By Niagara University
Since the 1960s, the Western New York region has borne witness to many teachable points of inspiration regarding racial equality and social justice.
The most recent occurred April 15-16 at Niagara University during an intergenerational forum, "Fostering Racial and Social Justice: Defining and Connecting the Roles and Responsibilities of Student Organizations, Academics, and Community."
Coordinated by Niagara University's Black Student Union, the conference focused on local and national issues of race in higher education, the role of colleges and universities in addressing racial justice in communities, empowering students as mentors and leaders, and strengthening alliances among organizations on and off campuses that address social justice issues.
Among the 130-plus attendees were representatives from 17 colleges and universities, as well as numerous community organizations, government officials and business leaders.
"The remarkable collaborative efforts that have taken place at Niagara to develop this conference - especially among students and faculty - reinforce the fact that enhancing the inclusivity of our campus environment is of critical importance to all of us," said the Rev.
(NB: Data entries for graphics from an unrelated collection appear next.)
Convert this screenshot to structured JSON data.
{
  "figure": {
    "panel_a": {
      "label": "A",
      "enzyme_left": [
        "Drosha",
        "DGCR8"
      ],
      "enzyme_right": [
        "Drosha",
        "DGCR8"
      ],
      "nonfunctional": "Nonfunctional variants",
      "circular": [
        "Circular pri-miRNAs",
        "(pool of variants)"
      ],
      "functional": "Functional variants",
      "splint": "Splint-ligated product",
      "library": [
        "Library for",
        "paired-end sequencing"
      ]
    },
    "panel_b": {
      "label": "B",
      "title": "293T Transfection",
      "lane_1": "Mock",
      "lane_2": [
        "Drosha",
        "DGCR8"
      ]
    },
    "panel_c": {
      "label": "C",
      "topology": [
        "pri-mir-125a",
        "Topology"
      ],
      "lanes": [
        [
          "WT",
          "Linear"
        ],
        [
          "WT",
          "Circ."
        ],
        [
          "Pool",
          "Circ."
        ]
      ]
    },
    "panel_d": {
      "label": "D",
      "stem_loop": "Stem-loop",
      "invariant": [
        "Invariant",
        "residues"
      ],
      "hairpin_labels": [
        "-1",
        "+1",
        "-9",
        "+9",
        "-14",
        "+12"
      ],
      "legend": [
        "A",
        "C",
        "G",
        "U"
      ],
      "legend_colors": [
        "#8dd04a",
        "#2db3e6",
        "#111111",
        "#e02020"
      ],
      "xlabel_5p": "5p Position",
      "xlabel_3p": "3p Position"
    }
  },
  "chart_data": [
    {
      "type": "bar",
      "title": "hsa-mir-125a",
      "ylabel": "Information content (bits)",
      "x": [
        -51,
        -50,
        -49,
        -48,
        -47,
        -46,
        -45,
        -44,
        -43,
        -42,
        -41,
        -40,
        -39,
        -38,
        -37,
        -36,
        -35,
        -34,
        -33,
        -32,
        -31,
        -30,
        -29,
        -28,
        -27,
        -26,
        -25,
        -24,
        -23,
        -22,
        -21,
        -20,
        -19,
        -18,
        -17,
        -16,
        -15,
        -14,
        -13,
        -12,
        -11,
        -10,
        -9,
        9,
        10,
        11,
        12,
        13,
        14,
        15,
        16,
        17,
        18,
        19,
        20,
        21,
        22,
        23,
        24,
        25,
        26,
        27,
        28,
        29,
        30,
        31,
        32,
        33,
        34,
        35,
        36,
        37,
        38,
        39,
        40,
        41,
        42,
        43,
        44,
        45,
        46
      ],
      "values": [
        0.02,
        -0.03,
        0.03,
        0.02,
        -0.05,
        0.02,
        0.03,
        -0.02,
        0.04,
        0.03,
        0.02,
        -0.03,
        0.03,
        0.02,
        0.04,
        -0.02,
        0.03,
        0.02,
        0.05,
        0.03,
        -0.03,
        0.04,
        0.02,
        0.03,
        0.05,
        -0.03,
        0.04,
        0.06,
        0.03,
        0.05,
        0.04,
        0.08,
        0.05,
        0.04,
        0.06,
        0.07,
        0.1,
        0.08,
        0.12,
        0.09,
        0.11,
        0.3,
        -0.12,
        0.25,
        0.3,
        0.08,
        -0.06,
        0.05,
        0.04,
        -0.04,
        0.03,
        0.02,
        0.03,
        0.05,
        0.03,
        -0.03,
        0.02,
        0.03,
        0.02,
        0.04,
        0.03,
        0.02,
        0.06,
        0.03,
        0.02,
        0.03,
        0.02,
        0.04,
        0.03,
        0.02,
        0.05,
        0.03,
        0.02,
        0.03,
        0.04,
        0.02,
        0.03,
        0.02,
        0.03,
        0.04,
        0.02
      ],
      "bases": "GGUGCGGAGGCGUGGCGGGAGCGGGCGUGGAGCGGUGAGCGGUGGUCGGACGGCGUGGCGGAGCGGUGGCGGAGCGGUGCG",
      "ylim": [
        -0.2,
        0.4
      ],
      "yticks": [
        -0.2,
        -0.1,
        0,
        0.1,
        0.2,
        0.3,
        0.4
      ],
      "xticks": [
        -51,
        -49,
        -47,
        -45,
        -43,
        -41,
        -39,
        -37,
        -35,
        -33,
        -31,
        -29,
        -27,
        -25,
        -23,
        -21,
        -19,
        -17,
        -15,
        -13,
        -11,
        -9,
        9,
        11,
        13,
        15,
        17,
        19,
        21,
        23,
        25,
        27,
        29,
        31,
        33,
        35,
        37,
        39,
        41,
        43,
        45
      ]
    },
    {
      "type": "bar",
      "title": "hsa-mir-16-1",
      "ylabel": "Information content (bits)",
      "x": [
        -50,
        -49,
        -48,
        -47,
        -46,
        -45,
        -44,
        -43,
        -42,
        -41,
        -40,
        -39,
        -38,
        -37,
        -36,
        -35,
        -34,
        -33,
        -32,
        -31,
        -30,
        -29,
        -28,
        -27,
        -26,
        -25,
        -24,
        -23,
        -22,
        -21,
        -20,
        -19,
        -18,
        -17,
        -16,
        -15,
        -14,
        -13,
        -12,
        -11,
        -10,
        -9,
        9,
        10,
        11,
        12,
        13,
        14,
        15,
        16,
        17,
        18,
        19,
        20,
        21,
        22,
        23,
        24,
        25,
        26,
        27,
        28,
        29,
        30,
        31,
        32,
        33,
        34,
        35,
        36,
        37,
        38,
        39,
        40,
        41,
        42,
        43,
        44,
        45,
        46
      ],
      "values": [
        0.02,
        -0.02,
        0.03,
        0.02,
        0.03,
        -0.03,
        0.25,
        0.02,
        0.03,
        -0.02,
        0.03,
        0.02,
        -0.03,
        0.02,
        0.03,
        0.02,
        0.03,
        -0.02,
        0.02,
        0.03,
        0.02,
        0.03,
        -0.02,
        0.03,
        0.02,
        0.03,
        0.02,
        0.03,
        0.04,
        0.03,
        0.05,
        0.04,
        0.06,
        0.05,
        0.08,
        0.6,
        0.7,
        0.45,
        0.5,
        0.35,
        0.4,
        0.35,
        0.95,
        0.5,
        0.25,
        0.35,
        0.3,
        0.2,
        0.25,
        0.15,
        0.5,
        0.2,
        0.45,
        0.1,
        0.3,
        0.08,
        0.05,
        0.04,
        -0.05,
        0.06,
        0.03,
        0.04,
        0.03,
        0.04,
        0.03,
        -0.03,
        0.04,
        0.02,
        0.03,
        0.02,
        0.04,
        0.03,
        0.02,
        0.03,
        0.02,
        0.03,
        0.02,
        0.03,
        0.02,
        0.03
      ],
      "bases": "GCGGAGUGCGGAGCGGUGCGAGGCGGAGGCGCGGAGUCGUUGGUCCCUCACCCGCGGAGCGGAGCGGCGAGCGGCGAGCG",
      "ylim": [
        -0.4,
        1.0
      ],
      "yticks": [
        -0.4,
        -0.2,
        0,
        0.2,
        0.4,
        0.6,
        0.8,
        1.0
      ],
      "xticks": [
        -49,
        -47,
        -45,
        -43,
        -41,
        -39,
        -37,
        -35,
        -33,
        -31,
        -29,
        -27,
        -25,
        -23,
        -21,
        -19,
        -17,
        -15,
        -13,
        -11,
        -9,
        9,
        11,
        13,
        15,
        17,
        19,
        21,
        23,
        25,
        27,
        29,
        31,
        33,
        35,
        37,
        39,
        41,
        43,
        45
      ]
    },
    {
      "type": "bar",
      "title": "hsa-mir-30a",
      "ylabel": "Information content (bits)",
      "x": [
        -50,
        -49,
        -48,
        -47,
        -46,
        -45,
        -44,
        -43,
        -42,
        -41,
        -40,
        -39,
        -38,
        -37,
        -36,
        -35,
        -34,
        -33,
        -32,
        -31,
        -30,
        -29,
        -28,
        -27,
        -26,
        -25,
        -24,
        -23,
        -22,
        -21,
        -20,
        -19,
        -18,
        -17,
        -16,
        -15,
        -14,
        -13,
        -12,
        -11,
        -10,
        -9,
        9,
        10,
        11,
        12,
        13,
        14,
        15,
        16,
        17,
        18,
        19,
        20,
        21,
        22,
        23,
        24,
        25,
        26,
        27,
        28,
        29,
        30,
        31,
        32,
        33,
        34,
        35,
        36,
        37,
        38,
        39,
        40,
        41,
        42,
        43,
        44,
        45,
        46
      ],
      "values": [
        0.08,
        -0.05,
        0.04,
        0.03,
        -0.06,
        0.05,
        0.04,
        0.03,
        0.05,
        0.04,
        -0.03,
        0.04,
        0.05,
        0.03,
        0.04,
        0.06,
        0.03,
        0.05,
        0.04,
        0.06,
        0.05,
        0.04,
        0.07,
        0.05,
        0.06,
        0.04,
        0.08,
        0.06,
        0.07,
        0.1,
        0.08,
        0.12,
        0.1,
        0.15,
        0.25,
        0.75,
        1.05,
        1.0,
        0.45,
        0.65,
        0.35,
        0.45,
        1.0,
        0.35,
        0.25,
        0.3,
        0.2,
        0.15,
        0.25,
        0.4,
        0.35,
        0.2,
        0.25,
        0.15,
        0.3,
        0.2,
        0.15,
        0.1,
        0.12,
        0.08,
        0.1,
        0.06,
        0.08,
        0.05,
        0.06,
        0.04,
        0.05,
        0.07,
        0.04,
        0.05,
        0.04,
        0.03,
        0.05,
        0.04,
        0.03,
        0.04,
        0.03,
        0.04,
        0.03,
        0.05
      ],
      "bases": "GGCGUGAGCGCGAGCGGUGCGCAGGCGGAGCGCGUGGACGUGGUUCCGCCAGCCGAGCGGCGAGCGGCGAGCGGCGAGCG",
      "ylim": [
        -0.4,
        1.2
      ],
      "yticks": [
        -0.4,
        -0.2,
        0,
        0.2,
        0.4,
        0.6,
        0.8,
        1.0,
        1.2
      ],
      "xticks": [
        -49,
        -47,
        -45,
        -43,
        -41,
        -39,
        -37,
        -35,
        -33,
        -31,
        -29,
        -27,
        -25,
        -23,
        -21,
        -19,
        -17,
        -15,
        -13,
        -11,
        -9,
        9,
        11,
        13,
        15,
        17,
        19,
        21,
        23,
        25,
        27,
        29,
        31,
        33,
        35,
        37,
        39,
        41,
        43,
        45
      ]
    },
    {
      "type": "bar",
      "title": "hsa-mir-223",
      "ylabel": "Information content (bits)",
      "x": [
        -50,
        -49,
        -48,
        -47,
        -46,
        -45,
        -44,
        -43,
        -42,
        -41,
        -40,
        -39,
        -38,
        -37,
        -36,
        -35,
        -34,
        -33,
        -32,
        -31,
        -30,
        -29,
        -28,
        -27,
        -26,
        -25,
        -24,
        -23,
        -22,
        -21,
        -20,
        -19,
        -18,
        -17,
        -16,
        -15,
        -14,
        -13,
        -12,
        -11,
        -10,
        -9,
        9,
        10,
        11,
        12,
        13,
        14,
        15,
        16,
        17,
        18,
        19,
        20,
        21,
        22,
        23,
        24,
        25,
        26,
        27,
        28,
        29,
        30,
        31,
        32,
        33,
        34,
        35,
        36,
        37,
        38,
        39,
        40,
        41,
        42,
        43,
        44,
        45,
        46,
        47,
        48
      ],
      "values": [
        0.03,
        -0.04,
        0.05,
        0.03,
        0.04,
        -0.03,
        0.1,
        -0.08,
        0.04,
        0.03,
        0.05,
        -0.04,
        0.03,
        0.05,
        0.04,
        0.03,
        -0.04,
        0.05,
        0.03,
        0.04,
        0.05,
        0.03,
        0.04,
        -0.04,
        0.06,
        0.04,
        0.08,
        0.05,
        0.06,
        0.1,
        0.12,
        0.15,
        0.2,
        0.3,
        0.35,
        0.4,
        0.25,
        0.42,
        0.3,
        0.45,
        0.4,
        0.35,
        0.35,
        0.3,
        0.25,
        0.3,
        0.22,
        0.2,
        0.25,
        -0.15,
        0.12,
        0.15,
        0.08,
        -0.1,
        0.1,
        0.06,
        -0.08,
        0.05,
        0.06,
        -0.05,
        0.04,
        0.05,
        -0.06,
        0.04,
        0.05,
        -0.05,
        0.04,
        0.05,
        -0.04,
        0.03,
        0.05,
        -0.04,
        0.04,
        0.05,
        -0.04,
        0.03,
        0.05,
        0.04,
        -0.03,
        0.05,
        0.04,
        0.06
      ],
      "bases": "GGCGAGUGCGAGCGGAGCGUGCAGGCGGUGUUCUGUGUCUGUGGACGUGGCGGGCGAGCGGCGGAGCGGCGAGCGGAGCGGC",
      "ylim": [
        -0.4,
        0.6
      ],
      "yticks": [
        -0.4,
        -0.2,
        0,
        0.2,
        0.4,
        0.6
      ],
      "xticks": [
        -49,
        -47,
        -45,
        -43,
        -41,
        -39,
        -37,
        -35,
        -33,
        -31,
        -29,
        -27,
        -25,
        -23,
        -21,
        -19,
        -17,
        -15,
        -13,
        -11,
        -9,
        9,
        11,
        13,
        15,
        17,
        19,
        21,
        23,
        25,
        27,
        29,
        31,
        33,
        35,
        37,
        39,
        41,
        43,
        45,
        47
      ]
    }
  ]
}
James J. Maher, C.M., president of Niagara University. "In this Year of Mercy, Pope Francis has called upon God's people to be builders of bridges. This conference reflects Niagara's mission to build bridges of dialogue on diversity and social justice, to do so as St. Vincent reminds us by the rays of charity."
The conference's keynote addresses were presented by U.S. Magistrate Hon. Judge Hugh B. Scott, a 1971 graduate and trustee of Niagara University, and Dr. Bryan Walls, C.M., a scholar and founder of the John Freeman Walls Historic Site and Underground Railroad Museum in Lakeshore, Ontario.
Scott, who said he was the only black freshman at Niagara in 1967, founded the university's BSU with Bill Bradberry, '70, amidst the Civil Rights Movement. He would go on to become the first African-American appointed as an assistant U.S. attorney in the Western District of New York, and the first African-American assistant attorney general in charge of the New York State Department of Law's regional office. In 1995, Scott became the first African-American to preside over the federal court bench in the Western District of New York.
"You may not know it, but you inspired me to want to become a lawyer," said current BSU president Nataisia Johnson while introducing Scott. "You also inspired me when you invited me to your office and allowed me to see some of the accolades that you've achieved over the years. I aspire to be like you."
Scott spent a portion of his address explaining Buffalo's Re-entry Court, a program he instituted that allows convicted defendants who have served their sentence to get job training, legal assistance and other help as a means of easing their transition to society. He also commended Niagara University for taking on a brand of community engagement and service learning that he said is what he wishes more institutions of higher education would do.
Finally, Scott praised Maher and university administrators for engendering a two-way line of communication with students on sensitive topics.
"I want to you to realize that, as a student, you haven't had all the life experiences that others may have had, and sometimes your voices aren't heard as much as they should be," Scott said. "But I can assure you that at a place like Niagara, in these times, you are heard and people do listen."
Indeed, the university has recently established and enhanced several initiatives pertaining to diversity and social justice:
Niagara has created a new position, the associate director of equity and inclusion, which will provide leadership to the university community in the area of equal opportunity, compliance and affirmative action. The person in this role will work collaboratively across campus and will be responsible for campus education in the areas of equity and inclusion.
Curricula for a black studies minor is in the process of being finalized, with the program scheduled to begin in the fall of 2017. It will include sections on Afro-Latino culture, modern Africa, the Civil Rights Movement, black women in history, and Islam and Black America, to name a few.
Earlier this semester, more than 500 students, faculty and staff completed a campus climate survey resulting in feedback that will inform an action plan to ensure the campus will continue to be welcoming to all community members.
A mentoring program has been developed through a partnership with Niagara Falls High School and the Niagara Falls Housing Authority. The Big Eagle, Little Eagle program will focus on creating opportunities for growth, leadership and development.
"After deeply analyzing student movements in the 1960s and early 1970s, I realized how important college students were to the Civil Rights Movement. It was students who organized rallies and created groups to deal with issues pertaining to the Vietnam War and race in America," Johnson added. "Our hope is to build a network of socially conscious, student-led college organizations."
Numerous attendees said they were impressed by the depth and breadth of the topics covered during the conference.
"I think it's important for us to come together for these types of issues," NU senior Marco Notaro said. "The remedy for ignorance is knowledge."